Além de Genoíno, João Paulo Cunha e Valdemar Costa Neto devem perder condecoração militar

Guilherme Oliveira
Do Contas Abertas

Em razão das condenações no Supremo Tribunal Federal (STF), o ex-presidente do PT José Genoíno (PT-SP) e os deputados federais João Paulo Cunha (PT-SP) e Valdemar Costa Neto (PR-SP) devem perder a Medalha do Pacificador. A condecoração militar é reservada para cidadãos brasileiros que tenham prestado serviços relevantes ao Exército. As medalhas devem ser cassadas assim que a sentença estiver concluída.

De acordo com o decreto que regulamenta a concessão da Medalha, a cassação da comenda é automática se o condecorado for condenado pela Justiça brasileira, por sentença transitada em julgado, por crime “contra a integridade e a soberania nacional ou atentado contra o erário, as instituições e a sociedade brasileira”.


Genoíno foi considerado culpado das acusações de corrupção ativa e formação de quadrilha. Cunha, de corrupção passiva, lavagem de dinheiro e peculato. Costa Neto, de corrupção passiva e lavagem de dinheiro.

Ainda segundo o decreto, a cassação da Medalha será realizada de ofício pelo comandante do Exército, ou seja, por dever do cargo e da lei e sem a necessidade de solicitação externa. Dessa forma, o ato da cassação não é arbitrário – basta que se realizem as condições previstas no decreto.

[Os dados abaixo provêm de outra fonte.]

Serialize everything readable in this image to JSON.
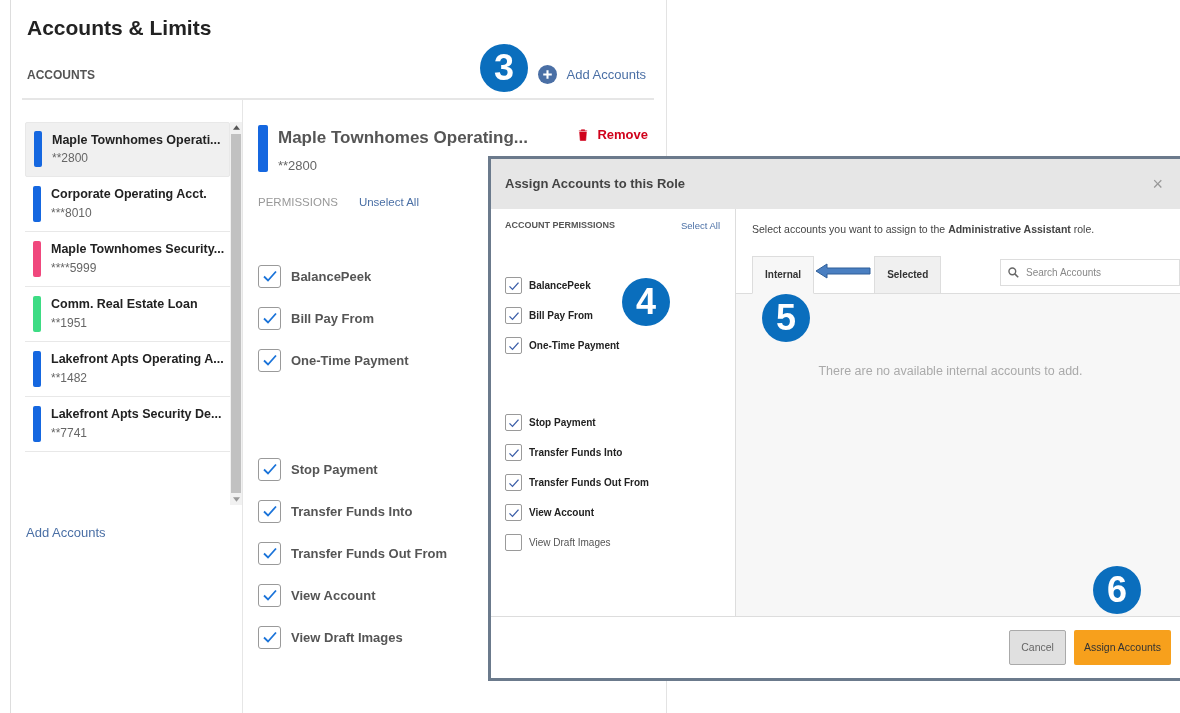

As sentenças condenatórias do STF ainda não transitaram em julgado. É preciso que o Tribunal encerre a definição das penas. Depois disso, os advogados poderão entrar com os chamados embargos, recursos que podem protelar o processo.

Apenas com a publicação do acórdão (a consolidação da decisão da Corte sobre o caso, depois de encerradas todas as etapas possíveis) é que se pode dar as sentenças por definitivas. Estima-se que isso só aconteça no fim do primeiro semestre de 2013. Vale lembrar que os ministros podem alterar seus votos a qualquer momento antes do final do julgamento.

O decreto também prevê a possibilidade de o comandante do Exército cassar a medalha sem a existência de uma condenação definitiva. Segundo o texto, o comandante pode retirar a comenda do condecorado que “tenha praticado atos pessoais que invalidem as razões da concessão”. Nesse caso, o único critério é o julgamento pessoal do comandante.

O Exército informou que aguardará o trânsito em julgado das sentenças para estudar a legislação pertinente e tomar a decisão. Questionado sobre a possibilidade de a cassação das Medalhas de Cunha e Genoíno criar atrito com a presidente Dilma Rousseff e a cúpula do PT, o Exército não respondeu.

Segundo a Revista Veja desta semana, militares da reserva enviaram ofício ao comandante do Exército, General Enzo Peri, pedindo a cassação imediata da medalha. 

Histórico

A Medalha do Pacificador é uma das condecorações militares brasileiras que podem ser conferidas a civis. Foi instituída em 1953, como celebração dos 150 anos de nascimento do marechal Luiz Alves de Lima e Silva (o Duque de Caxias), patrono do Exército brasileiro.

João Paulo Cunha e José Genoíno receberam as medalhas em 15 de julho de 2003, quando eram, respectivamente, presidente da Câmara dos Deputados e presidente do PT. Ambos combateram a ditadura militar: Cunha foi sindicalista no ABC Paulista e Genoíno participou da Guerrilha do Araguaia. Já Valdemar Costa Neto (um ex-filiado à ARENA) foi condecorado em 26 de outubro de 1993, durante seu primeiro mandato como deputado federal.

Entre os condecorados de renome com a Medalha do Pacificador estão: todos os cinco presidentes da ditadura militar; o vice-presidente da República Michel Temer; o presidente do Senado José Sarney; o governador de Pernambuco Eduardo Campos; o governador de São Paulo Geraldo Alckmin; o senador Eduardo Suplicy; o ex-senador Antônio Carlos Magalhães; Pedro Collor, irmão do ex-presidente Fernando Collor e seu principal acusador no processo do impeachment; o ex-presidente das Organizações Globo Roberto Marinho; e o cantor Roberto Carlos.

Medalha da Vitória

Além da Medalha do Pacificador, José Genoíno possui também a Medalha da Vitória, que recebeu em 2011, quando assumiu o posto de assessor especial no Ministério da Defesa. Essa condecoração é reservada àqueles que, entre outros atos, tenham apoiado o Ministério no cumprimento de suas funções. A Medalha da Vitória não tem regras definidas para sua cassação.